On this side of the fall, we look quite different. We are the wristwatch that hasn’t been wound in ages. The needles still point to numbers, but those numbers have little to do with the true time. Our minds are fallen, corrupt and untrustworthy. They will lead us off into nowhere. We are the compass that has lost its magnetism. We may still move from side to side whenever something rocks our case, but we can no longer tell North from South. As the Scriptures tell us, nothing good comes from the hearts of man. They will lead us off into nowhere.
The clock cannot wind itself, neither can the compass regain its magnetism through its own power. So we are lost at sea. That is, until Christ comes along. He rewinds our mind, He remagnetizes our hearts. He sparks in us the mind of Christ, He ignites in us the burning heart of God. But even a rewound watch needs to be set to the correct time, and even a remagnetized compass needs to be recalibrated to true North.
Paul tells us that we have been given the mind of Christ. In a way, we have been given it back. When we were originally made, our minds were made in His image. Our words reflected The Word, and in that Word, the outpouring of our mind was good and trustworthy. When we forgot The Word, that outpouring became toxic in the darkening of our minds. Since it was the One Word that kept our thoughts true, He gave us the many words of Scripture to keep our minds fixed on Him. Like the watch, we need to constantly recalibrate our mind with His Word. He gives us the Bible in order to reshape our thoughts back into His. The good news is that, like the watch, once properly calibrated our minds are trustworthy again. When our mind is true to His Word, we should listen to it.

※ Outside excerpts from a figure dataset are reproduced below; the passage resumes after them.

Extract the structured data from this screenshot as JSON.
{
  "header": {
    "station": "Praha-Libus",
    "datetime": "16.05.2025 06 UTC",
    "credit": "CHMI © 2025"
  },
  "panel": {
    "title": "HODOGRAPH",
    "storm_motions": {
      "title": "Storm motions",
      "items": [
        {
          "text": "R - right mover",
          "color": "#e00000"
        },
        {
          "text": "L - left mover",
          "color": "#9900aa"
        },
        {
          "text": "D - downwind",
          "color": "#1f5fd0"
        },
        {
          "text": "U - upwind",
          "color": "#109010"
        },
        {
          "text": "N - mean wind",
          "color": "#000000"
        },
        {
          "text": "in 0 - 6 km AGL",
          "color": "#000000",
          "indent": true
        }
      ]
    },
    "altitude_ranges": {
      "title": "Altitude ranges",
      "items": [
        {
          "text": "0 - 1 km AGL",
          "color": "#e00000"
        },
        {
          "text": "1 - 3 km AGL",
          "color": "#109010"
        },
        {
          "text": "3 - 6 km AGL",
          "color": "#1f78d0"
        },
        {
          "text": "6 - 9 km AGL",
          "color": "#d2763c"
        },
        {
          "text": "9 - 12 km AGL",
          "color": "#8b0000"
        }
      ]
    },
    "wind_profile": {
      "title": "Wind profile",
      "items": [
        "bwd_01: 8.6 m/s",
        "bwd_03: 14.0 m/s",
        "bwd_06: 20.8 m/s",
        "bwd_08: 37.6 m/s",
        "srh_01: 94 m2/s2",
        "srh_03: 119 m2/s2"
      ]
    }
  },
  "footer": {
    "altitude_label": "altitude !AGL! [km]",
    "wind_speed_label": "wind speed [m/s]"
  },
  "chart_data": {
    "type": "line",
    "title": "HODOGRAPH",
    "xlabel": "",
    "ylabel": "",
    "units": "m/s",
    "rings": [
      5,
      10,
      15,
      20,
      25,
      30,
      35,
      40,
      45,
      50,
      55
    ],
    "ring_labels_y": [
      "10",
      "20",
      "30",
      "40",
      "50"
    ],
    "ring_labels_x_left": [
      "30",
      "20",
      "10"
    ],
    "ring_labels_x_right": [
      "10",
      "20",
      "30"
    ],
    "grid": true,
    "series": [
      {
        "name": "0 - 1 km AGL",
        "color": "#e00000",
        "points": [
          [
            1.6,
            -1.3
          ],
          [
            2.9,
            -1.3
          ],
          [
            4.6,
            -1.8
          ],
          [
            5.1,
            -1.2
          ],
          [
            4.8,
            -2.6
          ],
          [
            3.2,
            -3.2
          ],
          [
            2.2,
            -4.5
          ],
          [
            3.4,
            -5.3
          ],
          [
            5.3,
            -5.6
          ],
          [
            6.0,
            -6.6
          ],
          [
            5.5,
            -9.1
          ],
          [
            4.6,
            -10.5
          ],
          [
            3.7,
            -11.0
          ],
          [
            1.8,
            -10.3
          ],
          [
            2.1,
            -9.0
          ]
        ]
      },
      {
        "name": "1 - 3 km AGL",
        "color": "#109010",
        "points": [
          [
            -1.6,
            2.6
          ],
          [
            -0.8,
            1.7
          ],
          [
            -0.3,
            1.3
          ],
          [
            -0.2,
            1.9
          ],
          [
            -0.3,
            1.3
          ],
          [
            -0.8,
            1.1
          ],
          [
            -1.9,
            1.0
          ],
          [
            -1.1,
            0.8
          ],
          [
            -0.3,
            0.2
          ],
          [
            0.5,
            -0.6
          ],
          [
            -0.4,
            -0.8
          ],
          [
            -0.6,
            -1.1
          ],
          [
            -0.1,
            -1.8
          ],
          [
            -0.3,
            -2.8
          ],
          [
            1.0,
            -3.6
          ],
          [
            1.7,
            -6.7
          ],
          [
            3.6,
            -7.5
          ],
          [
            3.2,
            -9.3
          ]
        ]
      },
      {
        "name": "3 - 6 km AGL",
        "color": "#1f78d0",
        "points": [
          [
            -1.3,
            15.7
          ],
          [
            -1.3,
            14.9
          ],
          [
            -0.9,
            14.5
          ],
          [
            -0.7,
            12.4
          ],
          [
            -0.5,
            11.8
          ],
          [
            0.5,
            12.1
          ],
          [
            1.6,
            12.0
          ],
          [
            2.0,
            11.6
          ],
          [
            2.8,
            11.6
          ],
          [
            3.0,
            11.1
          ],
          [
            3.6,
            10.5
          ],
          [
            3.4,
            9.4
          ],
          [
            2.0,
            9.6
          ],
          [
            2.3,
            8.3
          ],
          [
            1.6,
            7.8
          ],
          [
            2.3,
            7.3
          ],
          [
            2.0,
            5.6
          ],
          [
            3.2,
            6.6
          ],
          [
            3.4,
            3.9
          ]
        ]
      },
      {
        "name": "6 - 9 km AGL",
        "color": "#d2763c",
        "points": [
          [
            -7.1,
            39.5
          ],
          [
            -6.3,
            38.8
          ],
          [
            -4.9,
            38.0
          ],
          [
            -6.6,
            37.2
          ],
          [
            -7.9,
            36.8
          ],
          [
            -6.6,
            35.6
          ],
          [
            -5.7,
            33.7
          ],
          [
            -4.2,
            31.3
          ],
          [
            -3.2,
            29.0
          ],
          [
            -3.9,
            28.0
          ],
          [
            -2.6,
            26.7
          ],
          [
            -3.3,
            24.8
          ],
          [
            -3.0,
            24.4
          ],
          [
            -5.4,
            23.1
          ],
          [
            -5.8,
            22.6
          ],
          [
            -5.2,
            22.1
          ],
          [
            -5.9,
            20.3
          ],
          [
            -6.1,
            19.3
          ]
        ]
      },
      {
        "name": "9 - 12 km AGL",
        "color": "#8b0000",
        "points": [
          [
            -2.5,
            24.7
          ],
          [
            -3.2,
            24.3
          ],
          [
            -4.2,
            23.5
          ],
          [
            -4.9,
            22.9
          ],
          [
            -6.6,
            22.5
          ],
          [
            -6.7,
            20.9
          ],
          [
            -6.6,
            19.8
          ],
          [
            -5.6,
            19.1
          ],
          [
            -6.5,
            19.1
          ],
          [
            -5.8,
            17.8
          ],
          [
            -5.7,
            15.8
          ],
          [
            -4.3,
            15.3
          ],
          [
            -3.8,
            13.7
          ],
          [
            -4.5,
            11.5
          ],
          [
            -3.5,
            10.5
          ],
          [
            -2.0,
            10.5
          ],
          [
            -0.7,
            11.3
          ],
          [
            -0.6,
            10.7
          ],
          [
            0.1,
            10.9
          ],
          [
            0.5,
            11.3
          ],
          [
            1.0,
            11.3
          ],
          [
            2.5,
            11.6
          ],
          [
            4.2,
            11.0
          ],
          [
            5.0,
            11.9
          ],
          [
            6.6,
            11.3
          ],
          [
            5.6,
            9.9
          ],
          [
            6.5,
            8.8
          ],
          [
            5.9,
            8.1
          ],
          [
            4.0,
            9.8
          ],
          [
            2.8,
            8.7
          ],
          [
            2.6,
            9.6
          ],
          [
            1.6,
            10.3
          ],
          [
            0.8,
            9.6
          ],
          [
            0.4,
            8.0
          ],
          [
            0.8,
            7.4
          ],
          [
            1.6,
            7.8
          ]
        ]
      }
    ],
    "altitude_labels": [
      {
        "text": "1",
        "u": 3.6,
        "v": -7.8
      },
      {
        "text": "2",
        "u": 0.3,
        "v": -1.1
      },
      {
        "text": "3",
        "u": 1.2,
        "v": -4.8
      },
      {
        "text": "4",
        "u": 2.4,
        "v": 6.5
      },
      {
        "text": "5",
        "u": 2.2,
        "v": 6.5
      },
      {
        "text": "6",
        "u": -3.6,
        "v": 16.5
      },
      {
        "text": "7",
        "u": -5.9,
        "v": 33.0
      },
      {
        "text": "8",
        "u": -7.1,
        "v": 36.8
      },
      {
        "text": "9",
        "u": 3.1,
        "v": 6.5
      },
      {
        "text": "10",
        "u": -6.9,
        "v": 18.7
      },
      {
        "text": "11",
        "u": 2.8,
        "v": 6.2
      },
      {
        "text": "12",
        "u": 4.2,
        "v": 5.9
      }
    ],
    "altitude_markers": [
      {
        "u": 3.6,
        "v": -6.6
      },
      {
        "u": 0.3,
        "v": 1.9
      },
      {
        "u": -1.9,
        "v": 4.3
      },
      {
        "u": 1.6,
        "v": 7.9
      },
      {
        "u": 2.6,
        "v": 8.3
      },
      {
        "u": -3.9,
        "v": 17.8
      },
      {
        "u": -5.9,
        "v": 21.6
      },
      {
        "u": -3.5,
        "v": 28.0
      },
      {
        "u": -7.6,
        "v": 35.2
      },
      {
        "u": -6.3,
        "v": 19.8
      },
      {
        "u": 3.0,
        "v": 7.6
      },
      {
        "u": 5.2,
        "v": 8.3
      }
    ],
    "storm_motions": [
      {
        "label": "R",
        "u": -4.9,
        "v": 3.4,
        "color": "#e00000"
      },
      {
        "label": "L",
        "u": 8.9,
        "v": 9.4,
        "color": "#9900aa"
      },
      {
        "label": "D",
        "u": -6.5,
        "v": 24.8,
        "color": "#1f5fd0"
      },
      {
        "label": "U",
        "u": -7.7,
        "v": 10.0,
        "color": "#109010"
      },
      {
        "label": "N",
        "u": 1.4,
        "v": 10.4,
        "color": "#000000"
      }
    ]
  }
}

Our hearts are no different. Christ gives us back the heart of God. Once, our hearts burned in His presence. We could taste His goodness; not just see it but feel it as well; our desire was for Him and it was good. When we forgot Him, our desires became choked with our own selfishness. Stagnating in our hearts, they became putrid and evil. Since it was our desire for God that kept our thoughts pure, He teaches us to desire Him first. He gives us prayer and fasting, for in prayer we yield all of our desires to Him, and in fasting we allow Him to re-order our desires. In His presence, we recalibrate the compass of our hearts, and our desires become trustworthy again. When our heart is true to His Presence, in the context of Christian authority, we should listen to it as well.
Trustworthy words check with Scripture. Trustworthy feelings burn in His presence, and in the hearts of other believers. This is not to say that the heart and the mind have nothing in common. A compass used in concert with a clock will help a mariner find his destination far better than either used alone. Nonetheless, you must calibrate the magnetic with the magnetic, and the chronographic with the chronographic. Similarly, we must calibrate our words with His Word, allowing the Scriptures to transform our minds. We must calibrate our desires with His desires, yielding our hearts to Him through prayer and fasting. Then, and only then, will our hearts and minds be trustworthy. But if they are trustworthy, then it is cowardice not to follow them. All of us needs to be conformed into His image. It just happens that different parts of us do so in different ways.